Mr. KATZ: Well, it began with the earliest colonial period. Soon after Columbus arrived, Africans were brought in. And so you have a pattern of Native Americans taking in African-Americans and the two people mixing and forming a kind of united front against the forces that were bringing slavery and colonialism to the Americas. So this has a long, long history.
This conversation sets up a false narrative that Indians weren’t black, to begin with. The language used in the description of the people infers the Indian and the African having different hues. The use of political terms like African American mixing with Native Indians gives a sense that the Natives weren’t black until they began to mix with Africans and their descendants. The way it’s presented is false, however, the Natives indeed helped those in bondage.
Some would question why would it be important to make this distinction between political names, or even the actual color of the original American. I’d counter by explaining, if you were always told Indians looked like their portrayal in movies, and just excepted that without questioning it, then you would never find a red flag in Mr. Katz's description of the “Black Indian.” Nor would you be so inclined to investigate if there and what was the relationship between “African Americans” and “Natives.” Furthermore, which is the elephant in the room, one wouldn’t venture to investigate why most people who categorize themselves as African American are in fact descendants of Black Indians. To honestly and earnestly celebrate Black History Month, we should know, or at least want to know who a great percentage of Black people are, let alone where they descend.
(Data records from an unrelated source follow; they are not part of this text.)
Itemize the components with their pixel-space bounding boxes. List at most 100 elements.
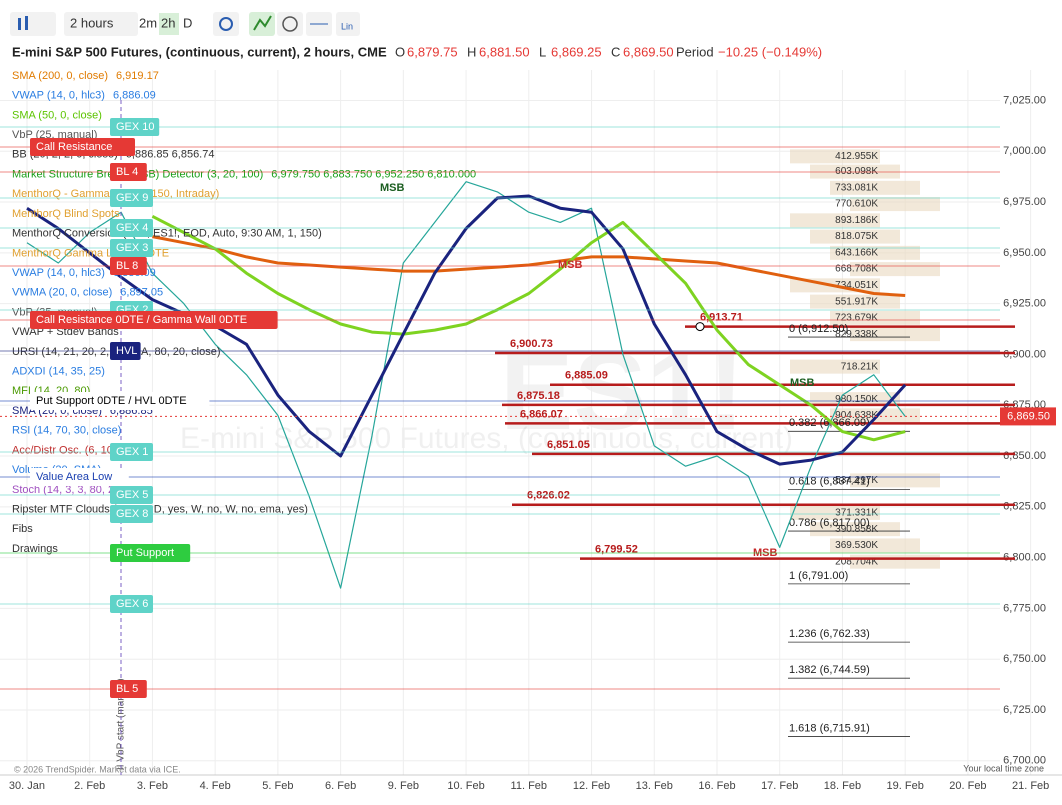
level-tag-label: GEX 1 — [116, 446, 148, 458]
interval-label: 2 hours — [70, 15, 114, 30]
watermark-name: E-mini S&P 500 Futures, (continuous, cur… — [180, 422, 793, 455]
msb-label: MSB — [380, 182, 405, 194]
interval-select[interactable] — [64, 12, 138, 36]
level-tag — [110, 544, 191, 562]
level-tag-label: HVL — [116, 345, 137, 357]
level-label: 6,851.05 — [547, 439, 590, 451]
ohlc-key: H — [467, 44, 476, 59]
indicator-name: MenthorQ Blind Spots — [12, 208, 120, 220]
x-tick-label: 17. Feb — [761, 780, 798, 792]
y-tick-label: 6,775.00 — [1003, 602, 1046, 614]
level-tags: GEX 10 Call Resistance BL 4 GEX 9 GEX 4 GEX 3… — [0, 118, 1000, 698]
toolbar: 2 hours 2m 2h D Lin — [10, 12, 360, 36]
icon — [18, 18, 21, 30]
level-tag-label: GEX 5 — [116, 489, 148, 501]
level-label: 6,799.52 — [595, 543, 638, 555]
level-label: 6,875.18 — [517, 390, 560, 402]
indicator-name: Drawings — [12, 543, 58, 555]
level-tag-label: GEX 4 — [116, 222, 148, 234]
x-tick-label: 10. Feb — [447, 780, 484, 792]
volume-bin — [830, 180, 920, 195]
level-tag — [110, 595, 153, 613]
y-tick-label: 7,025.00 — [1003, 94, 1046, 106]
indicator-name: VWAP (14, 0, hlc3) — [12, 90, 105, 102]
indicator-value: 6,919.17 — [116, 70, 159, 82]
series-line — [26, 181, 906, 589]
icon — [219, 17, 233, 31]
x-tick-label: 20. Feb — [949, 780, 986, 792]
volume-label: 551.917K — [835, 296, 878, 307]
level-tag-label: GEX 10 — [116, 121, 155, 133]
replay-button[interactable] — [277, 12, 303, 36]
level-tag-label: BL 8 — [116, 260, 138, 272]
indicator-name: Acc/Distr Osc. (6, 10) — [12, 444, 117, 456]
level-tag-label: GEX 9 — [116, 192, 148, 204]
volume-label: 733.081K — [835, 182, 878, 193]
volume-bin — [790, 359, 880, 374]
ohlc-key: C — [611, 44, 620, 59]
chart-type-button[interactable] — [10, 12, 56, 36]
level-tag-label: Call Resistance 0DTE / Gamma Wall 0DTE — [36, 314, 247, 326]
option-highlight — [159, 13, 179, 35]
level-tag-label: BL 4 — [116, 166, 138, 178]
level-tag — [110, 342, 141, 360]
x-tick-label: 9. Feb — [388, 780, 419, 792]
indicator-name: VWAP (14, 0, hlc3) — [12, 267, 105, 279]
ohlc-value: 6,869.25 — [551, 44, 602, 59]
volume-bin — [830, 310, 920, 325]
volume-bin — [790, 505, 880, 520]
fib-label: 0.786 (6,817.00) — [789, 517, 870, 529]
volume-bin — [830, 538, 920, 553]
indicator-button[interactable] — [249, 12, 275, 36]
level-tag — [110, 443, 153, 461]
footer-credit: © 2026 TrendSpider. Market data via ICE. — [14, 764, 181, 774]
series-line — [151, 214, 906, 442]
option-2m[interactable]: 2m — [139, 15, 157, 30]
x-tick-label: 12. Feb — [573, 780, 610, 792]
scale-button[interactable] — [336, 12, 360, 36]
y-tick-label: 6,750.00 — [1003, 653, 1046, 665]
period-value: −10.25 (−0.149%) — [718, 44, 822, 59]
indicator-value: 6,886.85 6,856.74 — [126, 149, 215, 161]
icon — [25, 16, 28, 30]
y-tick-label: 6,900.00 — [1003, 348, 1046, 360]
x-tick-label: 5. Feb — [262, 780, 293, 792]
msb-label: MSB — [790, 377, 815, 389]
volume-bin — [830, 245, 920, 260]
level-label: 6,866.07 — [520, 408, 563, 420]
icon — [282, 16, 298, 32]
level-tag-label: Put Support 0DTE / HVL 0DTE — [36, 395, 187, 407]
level-tag — [110, 239, 153, 257]
indicator-name: Fibs — [12, 523, 33, 535]
level-tag-label: GEX 6 — [116, 598, 148, 610]
level-tag — [110, 505, 153, 523]
indicator-name: MenthorQ Conversion (SPY, ES1!, EOD, Aut… — [12, 228, 322, 240]
y-tick-label: 6,825.00 — [1003, 501, 1046, 513]
option-2h[interactable]: 2h — [161, 15, 175, 30]
plot-area: 7,025.00 7,000.00 6,975.00 6,950.00 6,925.00… — [0, 70, 1062, 792]
volume-label: 893.186K — [835, 215, 878, 226]
volume-label: 734.051K — [835, 280, 878, 291]
option-d[interactable]: D — [183, 15, 192, 30]
indicator-value: 6,897.05 — [120, 287, 163, 299]
volume-bin — [850, 327, 940, 342]
volume-label: 904.638K — [835, 410, 878, 421]
last-price-tag — [1000, 407, 1056, 426]
volume-label: 770.610K — [835, 199, 878, 210]
level-label: 6,900.73 — [510, 338, 553, 350]
level-label: 6,826.02 — [527, 490, 570, 502]
x-tick-label: 16. Feb — [698, 780, 735, 792]
fib-label: 0 (6,912.50) — [789, 323, 848, 335]
icon — [253, 15, 272, 31]
y-tick-label: 6,800.00 — [1003, 552, 1046, 564]
volume-bin — [810, 522, 900, 537]
volume-label: 818.075K — [835, 231, 878, 242]
volume-bin — [850, 197, 940, 212]
ohlc-readout: O 6,879.75 H 6,881.50 L 6,869.25 C 6,869.50 — [395, 44, 674, 59]
settings-button[interactable] — [213, 12, 239, 36]
x-tick-label: 13. Feb — [636, 780, 673, 792]
y-tick-label: 6,725.00 — [1003, 704, 1046, 716]
x-tick-label: 30. Jan — [9, 780, 45, 792]
level-tag — [30, 311, 278, 329]
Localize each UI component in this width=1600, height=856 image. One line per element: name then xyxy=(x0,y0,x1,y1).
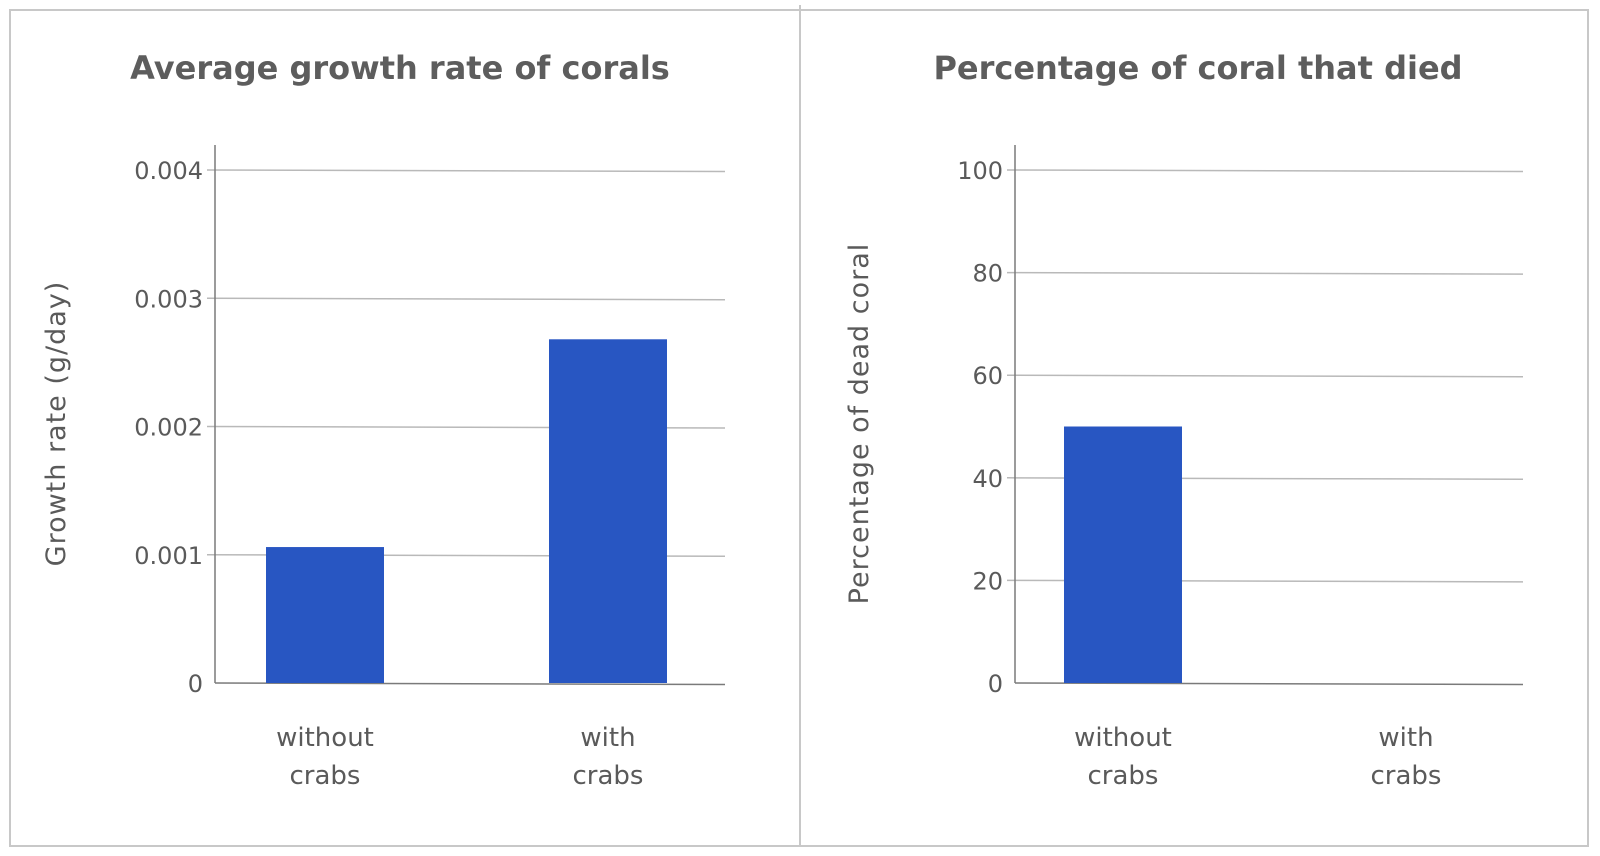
y-tick-label: 100 xyxy=(957,157,1003,185)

Many documented facts back up my claim. One, you can ask Black Indians, two, you can look up William Byrd. William Byrd was a white man of the Virginia Colony. He and others of the Colonial Council and the Commonwealth of Virginia committed colonial encroachment, economic suffrage and violations of their treaty’s with the Natives. If you read his report from his visit to the Cheroenhaka-Nottoway Indian Tribe of Southampton County, Virginia, in 1728 called the William Byrd Papers, you’d find some interesting facts. He states, “the young men danced to the beat of a gourd drum, stretched tight with a skin - the women wore Blue and Red Match Coats with their hair braided with Blue and White beads.” He also states about the women he sees, “these dark angels will make exceptional wives for the English planters. Their dark skin would bleach out in two generations.” In an interview on WHRO Public Media program called ‘Another View” Chief Walt “Red Hawk” Brown of the Cheroenhaka-Nottoway Indian Tribe states, “First Americans was a rich brown people! They were mahogany in color.”
Even with that being said it still may be a far stretch to say majority, if not all African Americans are descendants of Black Indians, and not African converts or the children of Africans and Natives mixing. That’s where Walter Ashby Plecker comes into play. Plecker ran Virginia’s Bureau of Vital Statistics, which was established in 1912. Plecker, a practicing eugenicist, changed the birth certificates, marriage licenses and other documents of Black Indians. He even wrote letters to census takers giving them instructions on how to categorize Black Indians. His Racial Integrity act of 1924 further destroyed the identity of the Black Indian, by changing the categories on documents to simply “White and Black.” At this point, Black Indians in this region went from “Colored” to “Black,” which we know was followed by Afro- American and then, African American.
Again, those are just a couple of examples. This article is the first in a series of articles on the Black Indian. So as we celebrate Black History Month, I would encourage you all to open your mind, question almost everything, and ask yourself, “Who are the Blues People?” Because with this research, as well as tracing back to the “Entire Delta Region,” one should begin to revisit, re-read and question a lot of the documentation that’s been presented and archived about the Blues People.